Numb with a headache about to take residence, she lumbered over to the bench in the courtyard and slumped down. If she could curl into herself on that piece of uncomfortable metal she would. What was she going to do? Her bartending job brought in great money but starting over from scratch? How had she allowed herself to be led down this abysmal path?
Her wayward thoughts were interrupted by the shrill ring of her cell. As of late, when her phone rang it was never good. “Hello?”
“Hey, how’d it go?” her girlfriend Kayla asked.
“He got it all,” she said, choking on the words.
“Fucking…fuck…fuckwad, fucking-tard.” Mouth like a truck driver didn’t come close to describing Kayla's colorful vocabulary. “Do you need someplace to stay?”
“Yeah,” she shamefully answered.
“Don’t worry about it, Mackenz. You stay with me as long as you need to,” Kayla insisted.
“Thank you,” she said, about to breakdown for the first time since she found her husband…
“I hate to ask this right now, I feel like a jerk, but I need someone to work for me tonight. I have to go to my parents. Something about my grandma insisting on a family dinner. Whatever,” Kayla moaned. “I swear, M, these damn relatives of mine.”
Mackenzie wished she had Kayla’s family issues. Wealthy beyond comprehension, politically connected in every way possible, inherited great looks, and every single one of those throng of people were smart as hell. Including Kayla, who didn't need to work but got the bartending job to irk her parents.
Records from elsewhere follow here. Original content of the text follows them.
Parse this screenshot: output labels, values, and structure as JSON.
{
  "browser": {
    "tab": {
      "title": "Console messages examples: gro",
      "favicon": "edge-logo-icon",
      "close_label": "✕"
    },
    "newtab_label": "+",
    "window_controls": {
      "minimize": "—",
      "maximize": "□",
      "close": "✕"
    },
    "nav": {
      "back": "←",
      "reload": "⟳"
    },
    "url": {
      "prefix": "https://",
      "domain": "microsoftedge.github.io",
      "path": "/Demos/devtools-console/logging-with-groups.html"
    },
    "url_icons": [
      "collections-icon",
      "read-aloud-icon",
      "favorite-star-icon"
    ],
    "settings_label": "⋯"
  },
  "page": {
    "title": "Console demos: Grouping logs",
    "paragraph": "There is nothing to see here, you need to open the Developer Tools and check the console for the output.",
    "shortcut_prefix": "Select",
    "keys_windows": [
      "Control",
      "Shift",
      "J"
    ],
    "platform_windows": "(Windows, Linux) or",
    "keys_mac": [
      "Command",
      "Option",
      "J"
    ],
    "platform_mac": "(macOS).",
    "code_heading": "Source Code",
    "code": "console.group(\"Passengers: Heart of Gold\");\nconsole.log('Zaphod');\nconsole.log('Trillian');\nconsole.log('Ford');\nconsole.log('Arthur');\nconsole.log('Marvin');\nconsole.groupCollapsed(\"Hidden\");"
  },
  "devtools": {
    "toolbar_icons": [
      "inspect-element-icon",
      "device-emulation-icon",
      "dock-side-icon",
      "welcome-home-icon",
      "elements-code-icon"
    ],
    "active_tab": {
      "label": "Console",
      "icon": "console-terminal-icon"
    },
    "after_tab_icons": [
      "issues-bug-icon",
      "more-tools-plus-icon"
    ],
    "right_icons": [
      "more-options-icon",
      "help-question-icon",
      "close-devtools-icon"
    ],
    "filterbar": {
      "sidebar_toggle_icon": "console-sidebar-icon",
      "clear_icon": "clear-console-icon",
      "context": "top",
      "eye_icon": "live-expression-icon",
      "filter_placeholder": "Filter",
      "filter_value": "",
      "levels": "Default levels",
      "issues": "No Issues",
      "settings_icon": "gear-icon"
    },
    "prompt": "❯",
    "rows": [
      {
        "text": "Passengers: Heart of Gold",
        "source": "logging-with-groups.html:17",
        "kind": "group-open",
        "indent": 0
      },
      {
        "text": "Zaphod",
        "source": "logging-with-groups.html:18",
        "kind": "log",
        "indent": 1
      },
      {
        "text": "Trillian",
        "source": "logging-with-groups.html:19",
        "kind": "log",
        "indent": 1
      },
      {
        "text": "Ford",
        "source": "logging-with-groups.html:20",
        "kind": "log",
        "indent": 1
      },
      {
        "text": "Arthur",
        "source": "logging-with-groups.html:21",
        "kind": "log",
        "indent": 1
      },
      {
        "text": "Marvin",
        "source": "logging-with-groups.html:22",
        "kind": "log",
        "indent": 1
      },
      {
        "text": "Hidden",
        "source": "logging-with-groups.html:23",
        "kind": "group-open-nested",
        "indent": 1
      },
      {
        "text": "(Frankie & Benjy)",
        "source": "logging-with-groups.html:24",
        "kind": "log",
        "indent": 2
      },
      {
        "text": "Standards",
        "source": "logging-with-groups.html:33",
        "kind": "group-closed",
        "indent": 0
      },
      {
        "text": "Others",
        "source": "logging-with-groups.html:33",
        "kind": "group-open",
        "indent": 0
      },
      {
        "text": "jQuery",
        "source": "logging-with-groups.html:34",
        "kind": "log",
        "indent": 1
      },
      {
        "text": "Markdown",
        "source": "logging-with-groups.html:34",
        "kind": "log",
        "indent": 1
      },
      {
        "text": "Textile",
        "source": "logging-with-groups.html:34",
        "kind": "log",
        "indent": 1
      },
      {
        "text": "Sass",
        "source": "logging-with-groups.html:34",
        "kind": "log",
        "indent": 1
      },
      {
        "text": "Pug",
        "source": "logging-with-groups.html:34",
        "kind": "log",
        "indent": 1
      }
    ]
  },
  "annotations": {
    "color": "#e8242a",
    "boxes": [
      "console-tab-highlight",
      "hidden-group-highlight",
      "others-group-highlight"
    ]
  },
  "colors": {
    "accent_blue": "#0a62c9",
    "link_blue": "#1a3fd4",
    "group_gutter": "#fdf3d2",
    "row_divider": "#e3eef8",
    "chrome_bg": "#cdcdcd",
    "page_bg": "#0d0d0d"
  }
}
“Sure. Clearly, I need the money,” she mumbled.
“Thanks, M,” Kayla said, her sympathetic tone adding to Mackenzie's embarrassment. “I’ll leave the key under the mat. Come over and get situated before work. I have to leave now or I’ll never make it on time. You know how Daddy gets if I’m late,” she griped.
Thank goodness for Kayla. She may be twenty-three, but the girl had a great head on her shoulders and for some reason took a liking to Mackenzie, who was ten years her senior. Currently that gap felt like fifty plus years.
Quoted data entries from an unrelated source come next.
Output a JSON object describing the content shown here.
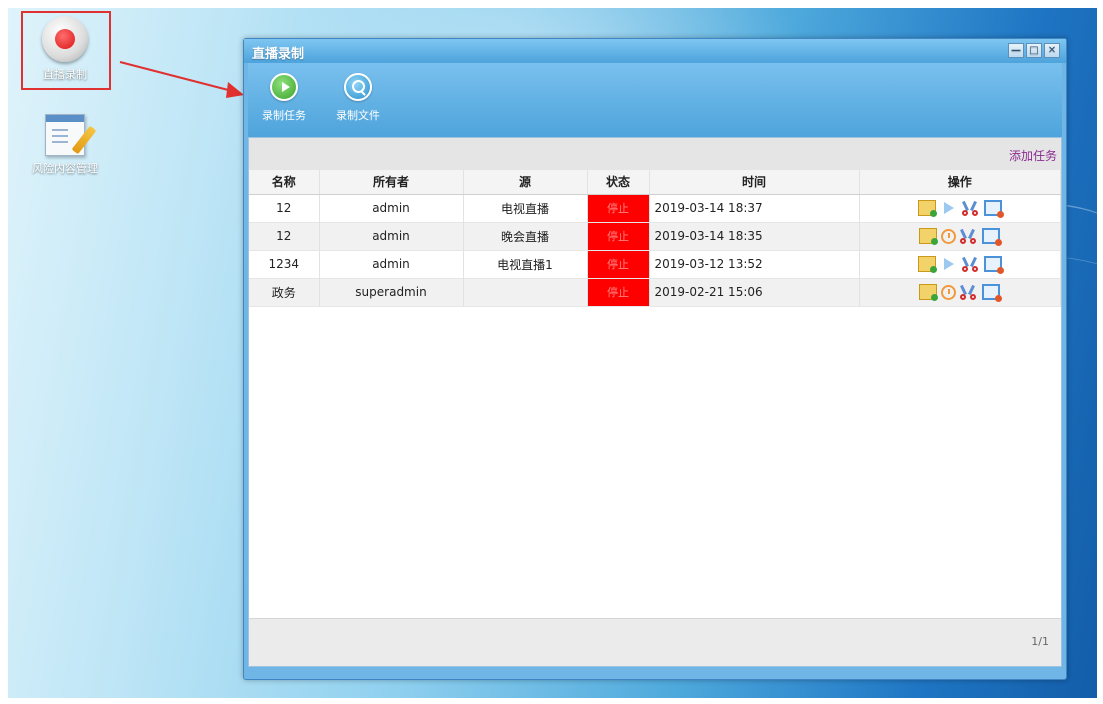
{
  "desktop": {
    "icons": [
      {
        "label": "直播录制"
      },
      {
        "label": "风险内容管理"
      }
    ]
  },
  "window": {
    "title": "直播录制",
    "controls": {
      "minimize": "—",
      "maximize": "□",
      "close": "✕"
    },
    "toolbar": {
      "record_task": "录制任务",
      "record_file": "录制文件"
    },
    "add_task": "添加任务",
    "table": {
      "headers": [
        "名称",
        "所有者",
        "源",
        "状态",
        "时间",
        "操作"
      ],
      "rows": [
        {
          "name": "12",
          "owner": "admin",
          "source": "电视直播",
          "status": "停止",
          "time": "2019-03-14 18:37",
          "ops": [
            "edit-icon",
            "play-icon",
            "cut-icon",
            "file-icon"
          ]
        },
        {
          "name": "12",
          "owner": "admin",
          "source": "晚会直播",
          "status": "停止",
          "time": "2019-03-14 18:35",
          "ops": [
            "edit-icon",
            "clock-icon",
            "cut-icon",
            "file-icon"
          ]
        },
        {
          "name": "1234",
          "owner": "admin",
          "source": "电视直播1",
          "status": "停止",
          "time": "2019-03-12 13:52",
          "ops": [
            "edit-icon",
            "play-icon",
            "cut-icon",
            "file-icon"
          ]
        },
        {
          "name": "政务",
          "owner": "superadmin",
          "source": "",
          "status": "停止",
          "time": "2019-02-21 15:06",
          "ops": [
            "edit-icon",
            "clock-icon",
            "cut-icon",
            "file-icon"
          ]
        }
      ]
    },
    "pager": "1/1"
  },
  "colors": {
    "status_stopped": "#ff0000",
    "add_task_link": "#8a2a90",
    "annotation": "#e03030"
  }
}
“I’ll talk to you after work,” Mackenzie said.
“Okay.” Kayla disconnected the call and spared her a more humiliating inquiry.
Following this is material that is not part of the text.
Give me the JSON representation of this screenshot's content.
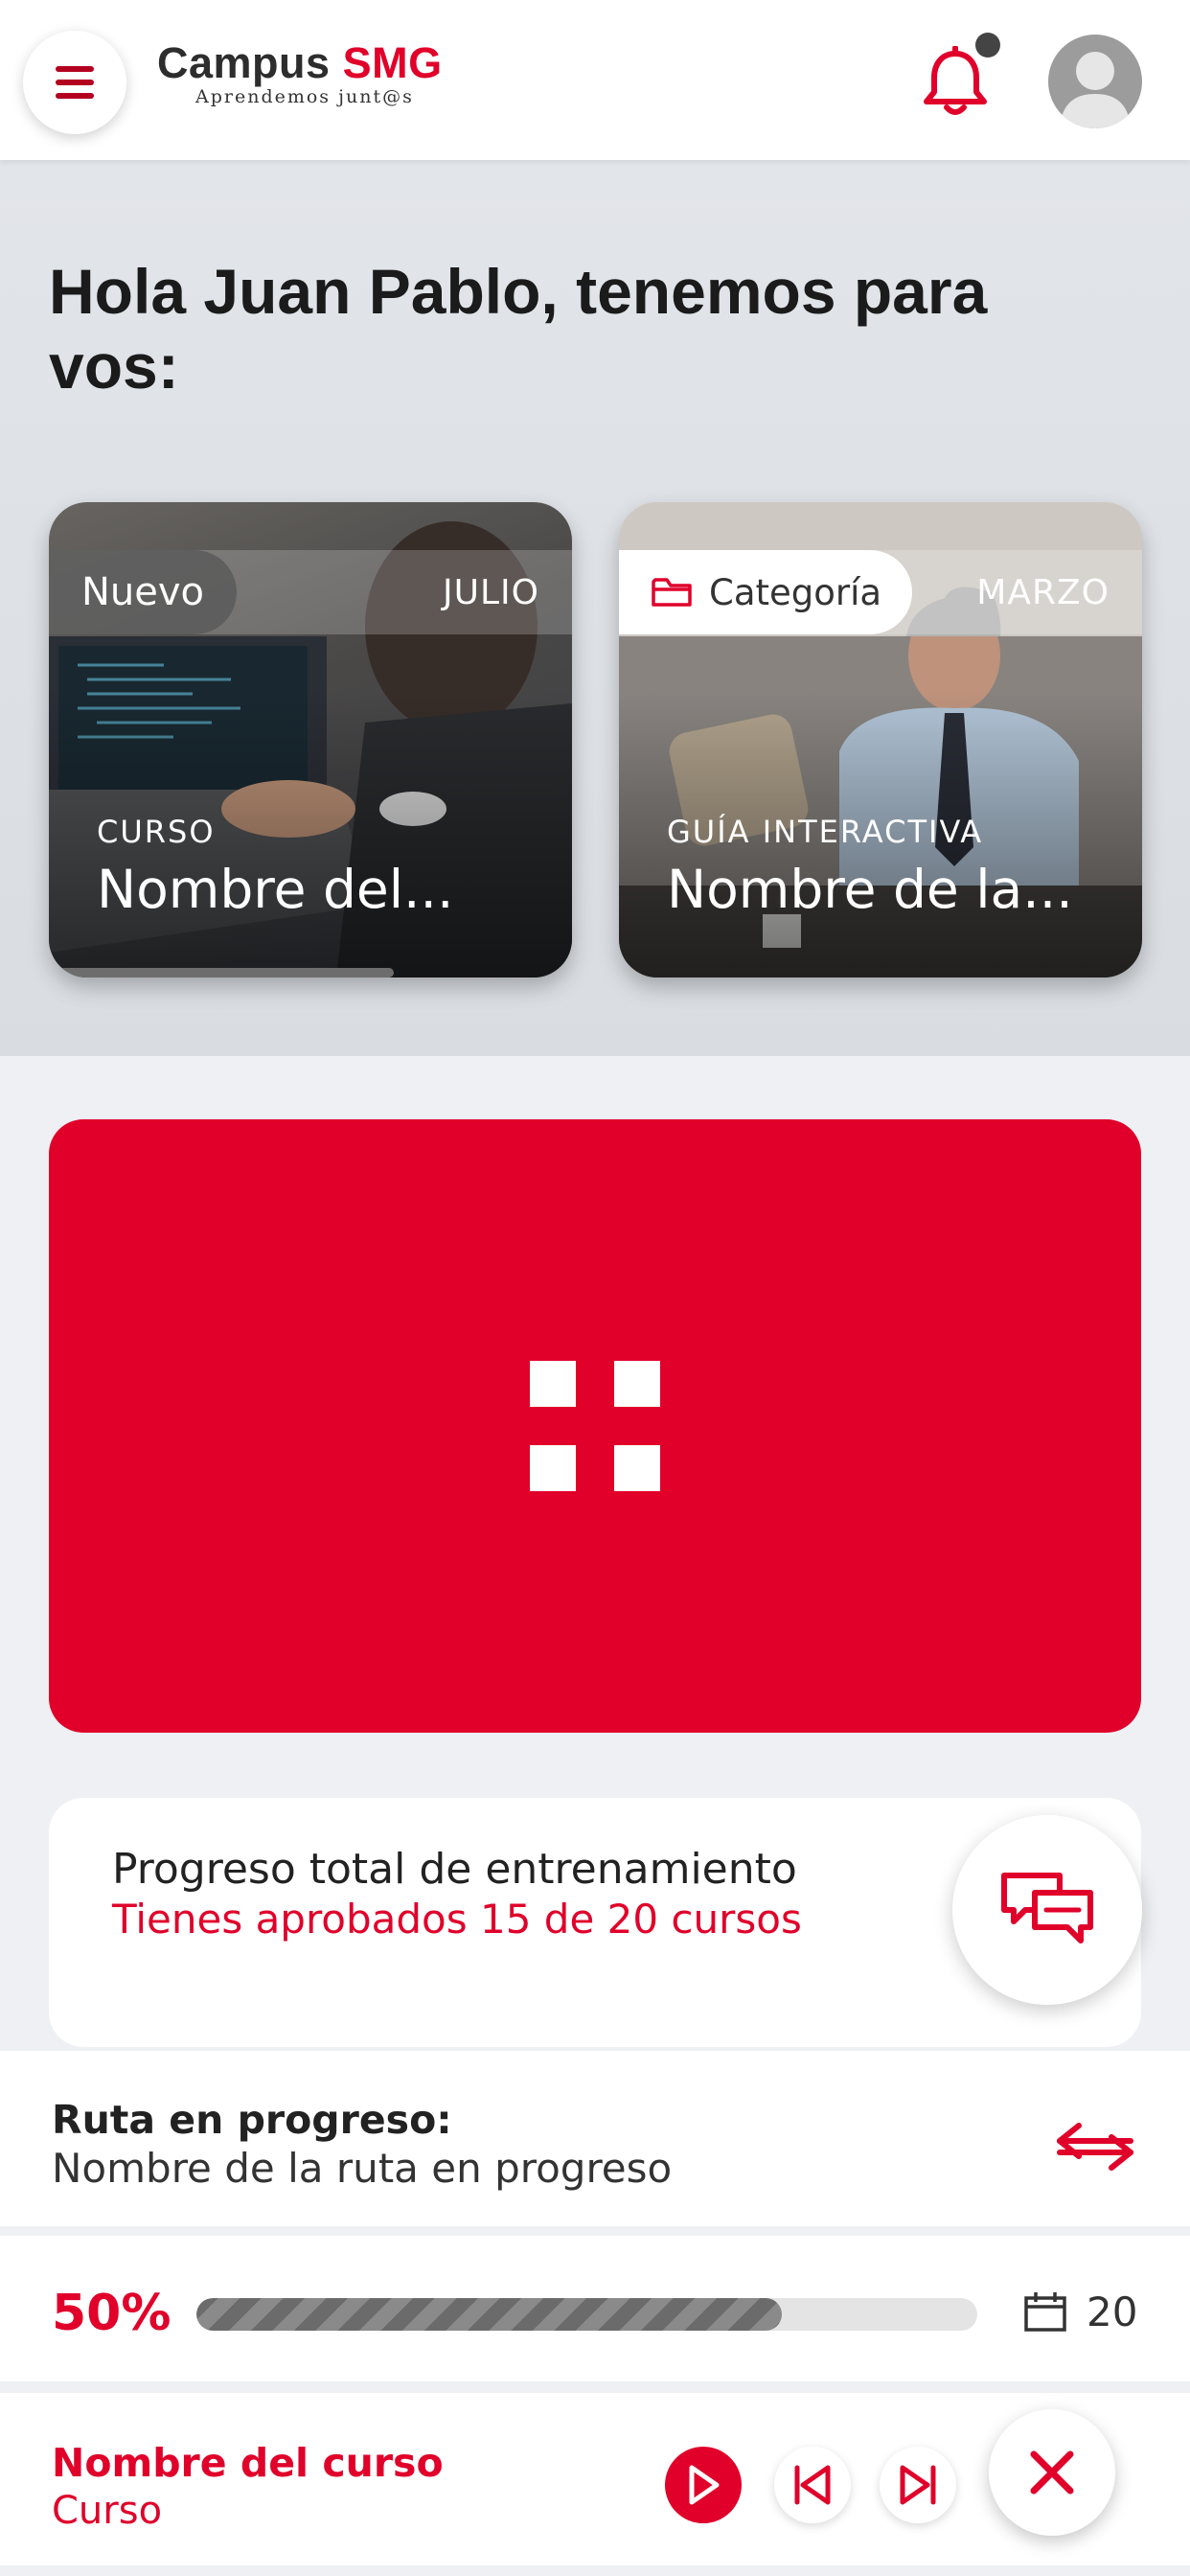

Heaving herself off the bench, Mackenzie glanced around for the bus stop sign. Today was the first day she’d ever utilize public transportation. Joy. He took the fucking car, too. Asshat.
***
Dressed in low-rise spandex, what she referred to as dance shorts, and her top, and she used that term loosely‒it resembled more like a bedazzled black silk bra‒Mackenzie stashed her change of clothes into her assigned locker. Seated on the bench in the employee changing room, she slid her snug knee-high, stiletto boots over her black panty hose. If she worked anywhere else, she'd be referred to as an exotic dancer. At House of Cards she was considered an elite bartender. Complete with a false profile on the bar website. Her size C's practically pushed up to her neck, long, auburn hair cascaded down her bare back, she had quickly become a patron fave. Apparently, men love splashes of freckles across a woman's chest and shoulders. Well, every man except her dickhead ex-husband.
Once booted, Mackenzie stood, took one final glance in the mirror and headed to the bar for the six p.m. to two in the morning shift. Really, she didn't mind the hours. Working in the evenings kept her from crying into a depression over how idiotic she felt. How had she ignored the obvious signs?
At Cards, each of the three different bars was spacious and usually three to four girls worked at a time. Weekends, six bartenders graced the floor. Each part of the bar was sectioned off so customers weren't passed over. Since it was a Tuesday−the slowest night of the week−only three bartenders worked.
Time to earn the Benjamins.
Punched in and about to step behind the main bar, a firm hand grasped her bicep and spun her.
"Mackenzie, there's a couple jackasses seated at the other end of the bar and they lit up. I told them to put out their cigarettes but they refuse. The big brutish one laughed at me. I need you to handle it. Security knows them and won't do a thing about it," Jennie, the token blonde, tan bartender spat.